Because of the placement of Krause’s tumor, the group determined traditional radiation could affect her lungs, giving her a higher chance of developing cancer later in life.

“This is not an immediate effect,” said Meek. “What can happen is potential long-term radiation damage to the left side of the chest. This includes a higher incidence of heart disease and a higher incidence of lung cancer. Proton therapy is certainly advantageous for younger women. Many chemotherapy drugs can potentially affect the heart, also.

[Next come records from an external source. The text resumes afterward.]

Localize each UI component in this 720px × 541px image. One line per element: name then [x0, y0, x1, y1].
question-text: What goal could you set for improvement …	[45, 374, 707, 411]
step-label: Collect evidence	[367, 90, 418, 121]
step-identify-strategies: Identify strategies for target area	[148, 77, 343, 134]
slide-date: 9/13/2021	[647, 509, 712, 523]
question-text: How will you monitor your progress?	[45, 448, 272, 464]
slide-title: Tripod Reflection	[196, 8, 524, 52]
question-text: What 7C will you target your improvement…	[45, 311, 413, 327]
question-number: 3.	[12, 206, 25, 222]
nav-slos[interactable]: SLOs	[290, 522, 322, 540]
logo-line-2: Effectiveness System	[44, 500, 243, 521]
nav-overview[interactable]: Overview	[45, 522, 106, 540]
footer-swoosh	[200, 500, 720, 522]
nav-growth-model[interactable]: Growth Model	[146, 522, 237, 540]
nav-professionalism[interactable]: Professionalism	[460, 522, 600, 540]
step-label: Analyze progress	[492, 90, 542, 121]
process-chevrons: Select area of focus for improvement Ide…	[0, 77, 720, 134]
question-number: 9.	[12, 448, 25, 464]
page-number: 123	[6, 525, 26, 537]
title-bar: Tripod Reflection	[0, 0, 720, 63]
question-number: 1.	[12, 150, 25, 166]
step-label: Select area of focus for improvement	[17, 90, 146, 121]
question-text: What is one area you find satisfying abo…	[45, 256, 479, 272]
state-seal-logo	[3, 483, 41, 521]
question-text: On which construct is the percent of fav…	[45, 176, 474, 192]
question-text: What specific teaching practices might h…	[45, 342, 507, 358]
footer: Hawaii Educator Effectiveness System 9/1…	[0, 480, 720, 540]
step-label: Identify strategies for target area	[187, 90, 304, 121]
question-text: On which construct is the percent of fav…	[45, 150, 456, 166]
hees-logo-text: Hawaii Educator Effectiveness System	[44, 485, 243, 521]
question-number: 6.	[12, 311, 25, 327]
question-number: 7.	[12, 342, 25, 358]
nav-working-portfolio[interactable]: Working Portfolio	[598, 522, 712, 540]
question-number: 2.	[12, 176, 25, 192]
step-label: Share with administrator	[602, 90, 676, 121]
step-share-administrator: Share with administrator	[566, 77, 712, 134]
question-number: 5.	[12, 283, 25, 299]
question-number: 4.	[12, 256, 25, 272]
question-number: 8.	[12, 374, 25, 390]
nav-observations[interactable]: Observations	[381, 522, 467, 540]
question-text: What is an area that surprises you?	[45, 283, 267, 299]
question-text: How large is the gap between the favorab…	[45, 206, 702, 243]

“The benefit in my view is that we get the same benefit for the breast, and we reduce by a considerable margin the damage to the heart and lung,” he added.

Krause found herself surprised at how proton therapy enabled her to keep up with her busy life. “It was amazing. I had minimal side effects and was able to keep the same work schedule,” she said.

 

Larisa Brass is a career journalist, freelance writer and 2014 graduate of Loma Linda University with a master’s in public health. She is currently employed by Provision Healthcare in Knoxville, Tenn.

 

General References

1.    Darby et al., “Risk of Ischemic Heart Disease in Women after Radiotherapy for Breast Cancer,” New England Journal of Medicine 368 (2013)

 

2.    Kirova YM, Vilcoq JR, Asselain B, Sastre-Garau X, Fourquet A. “Radiation induced sarcomas after radiotherapy for breast carcinoma: a large-scale single-institution review.” Cancer. 2005;104(4):856-63.

 

3.    Zablotska LB, Neugut AI. “Lung carcinoma after radiation therapy in women treated with lumpectomy or mastectomy for primary breast carcinoma.” Cancer. 2003;97(6):1404-1411.

 

4.    Early Breast Cancer Trialists’ Collaborative Group. “Favourable and unfavourable effects on long-term survival of radiotherapy for early breast cancer: an overview of the randomized trials.” Lancet. 2000;335:1757-1770.

 

5.    E Yorke et al. “Correlation of dosimetric factors and radiation pneumonitis for non-small-cell lung cancer patients in a recently completed dose escalation study.” International Journal Radiation Oncology Biology Physics. 2005; 63: 672-682.

6.    MacDonald S. Specht M, Isako S, et al. “Prospective pilot study of proton radiation therapy for invasive carcinoma of the breast following mastectomy in patients with unfavorable anatomy – first reported clinical experience.” International Journal Radiation Oncology. 2012; 84 (Suppl 3):S113-S114. Abstract 281.